OBJECTIVE: To investigate the association between circulating levels of the soluble interleukin 6 receptor (sIL6R) and the soluble gp130 (sgp130) with myocardial infarction (MI) and to explore the potential interaction between sIL6R and sgp130 in this association. METHODS: Study population is the Stockholm Heart Epidemiology Program (SHEEP), a population-based case-control study. SIL6R (ng/mL) and sgp130 (ng/mL) levels were measured in serum samples from 682 and 664 MI cases and 1103 and 1062 controls, respectively. Odds ratios (with 95% CIs) for MI were calculated using unconditional logistic regression. We adjusted for age, sex, hospital catchment area (crude) and for hypertension, diabetes, hypercholesterolemia, body mass index and smoking (adjusted model). Synergy index (S) and attributable proportion (AP) were estimated as measures of biological interaction. RESULTS: Elevated concentrations of sIL6R (>75th percentile value) were associated with an increased occurrence of MI (compared to ≤75th percentile), with an adjusted OR of 1.4 (95% CI, 1.1-1.8). Very high (>90th percentile value) levels of sgp130 were associated with a reduced occurrence of MI [OR 0.7 (95% CI, 0.5-0.9)] (adjusted).
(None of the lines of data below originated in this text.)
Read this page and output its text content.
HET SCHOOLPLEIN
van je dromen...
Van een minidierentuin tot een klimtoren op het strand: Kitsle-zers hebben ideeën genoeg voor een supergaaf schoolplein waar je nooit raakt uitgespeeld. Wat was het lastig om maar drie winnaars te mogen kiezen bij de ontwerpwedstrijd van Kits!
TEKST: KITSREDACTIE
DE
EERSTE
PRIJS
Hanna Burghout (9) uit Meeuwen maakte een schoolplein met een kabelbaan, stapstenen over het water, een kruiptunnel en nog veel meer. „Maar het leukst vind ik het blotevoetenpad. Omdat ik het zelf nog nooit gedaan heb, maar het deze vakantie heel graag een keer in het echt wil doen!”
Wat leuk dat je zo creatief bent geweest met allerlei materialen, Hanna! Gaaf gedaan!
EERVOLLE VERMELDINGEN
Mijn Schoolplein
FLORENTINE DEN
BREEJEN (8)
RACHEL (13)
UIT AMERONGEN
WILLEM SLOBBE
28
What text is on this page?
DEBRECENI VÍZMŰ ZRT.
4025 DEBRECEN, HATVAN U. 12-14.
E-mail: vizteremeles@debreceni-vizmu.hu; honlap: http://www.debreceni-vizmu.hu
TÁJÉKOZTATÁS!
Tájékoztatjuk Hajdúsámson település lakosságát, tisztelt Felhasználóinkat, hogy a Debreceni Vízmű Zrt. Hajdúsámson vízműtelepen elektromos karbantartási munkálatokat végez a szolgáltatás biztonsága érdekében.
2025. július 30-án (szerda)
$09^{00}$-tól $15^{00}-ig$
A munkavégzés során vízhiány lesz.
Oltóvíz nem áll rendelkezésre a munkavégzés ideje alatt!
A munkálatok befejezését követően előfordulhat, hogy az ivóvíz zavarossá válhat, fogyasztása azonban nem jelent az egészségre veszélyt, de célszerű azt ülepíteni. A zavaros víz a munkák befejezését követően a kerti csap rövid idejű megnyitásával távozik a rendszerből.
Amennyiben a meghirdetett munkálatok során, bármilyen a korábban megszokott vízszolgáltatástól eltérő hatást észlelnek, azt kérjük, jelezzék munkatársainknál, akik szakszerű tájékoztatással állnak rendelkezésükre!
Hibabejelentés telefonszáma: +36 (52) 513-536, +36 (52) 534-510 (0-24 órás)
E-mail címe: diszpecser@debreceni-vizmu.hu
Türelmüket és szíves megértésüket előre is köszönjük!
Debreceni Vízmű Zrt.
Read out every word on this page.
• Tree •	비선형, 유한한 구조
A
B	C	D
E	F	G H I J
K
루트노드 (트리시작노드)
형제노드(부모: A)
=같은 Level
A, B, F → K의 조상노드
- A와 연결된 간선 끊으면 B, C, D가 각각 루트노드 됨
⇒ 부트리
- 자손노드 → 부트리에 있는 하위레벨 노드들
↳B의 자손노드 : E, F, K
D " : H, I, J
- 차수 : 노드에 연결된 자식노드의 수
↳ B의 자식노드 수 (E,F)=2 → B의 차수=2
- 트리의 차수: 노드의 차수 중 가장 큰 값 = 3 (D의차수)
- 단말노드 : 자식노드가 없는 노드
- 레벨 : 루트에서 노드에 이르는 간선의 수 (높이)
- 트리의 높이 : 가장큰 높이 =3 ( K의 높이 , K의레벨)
There was an indication of a possible interaction between high sIL6R and low sgp130 (adjusted S score 1.7, 95% CI = 0.5-6.1; AP 0.19, 95% CI = -0.2-0.5), suggesting that low sgp130 levels may synergize with high sIL6R levels to increase risk of MI. CONCLUSIONS: sIL6R and sgp130 had opposing associations with MI. Indeed, circulating sgp130 levels may modify the association of elevated sIL6R levels with MI.

Analysis of the role of interleukin 6 receptor haplotypes in the regulation of circulating levels of inflammatory biomarkers and risk of coronary heart disease.

Variants at the interleukin 6 receptor (IL6R) gene regulate inflammation and are associated with risk of coronary heart disease (CHD). The aim of the present study was to investigate the effects of IL6R haplotypes on circulating levels of inflammatory biomarkers and risk of CHD. We performed a discovery analysis in SHEEP, a myocardial infarction (MI) case control study (n = 2,774) and replicated our results in two large, independent European populations, PROCARDIS, a CHD case control study (n = 7,998), and IMPROVE (n = 3,711) a prospective cardiovascular cohort study. Two major haplotype blocks (rs12083537A/G and rs4075015A/T--block 1; and rs8192282G/A, rs4553185T/C, rs8192284A/C, rs4240872T/C and rs7514452T/C--block 2) were identified in the IL6R gene. IL6R haplotype associations with C-reactive protein (CRP), fibrinogen, IL6, soluble IL6R (sIL6R), IL6, IL8 and TNF-α in SHEEP, CRP and fibrinogen in PROCARDIS and CRP in IMPROVE as well as association with risk of MI and CHD, were analyzed by THESIAS. Haplotypes in block 1 were associated neither with circulating inflammatory biomarkers nor with the MI/CHD risk. Haplotypes in block 2 were associated with circulating levels of CRP, in all three study populations, with fibrinogen in SHEEP and PROCARDIS, with IL8 and sIL6Rin SHEEP and with a modest, non significant, increase (7%) in MI/CHD risk in the three populations studied. Our results indicate that IL6R haplotypes regulate the circulating levels of inflammatory biomarkers. Lack of association with the risk of CHD may be explained by the combined effect of SNPs with opposite effect on the CHD risk, the sample size as well as by structural changes affecting sIL6R stability in the circulation.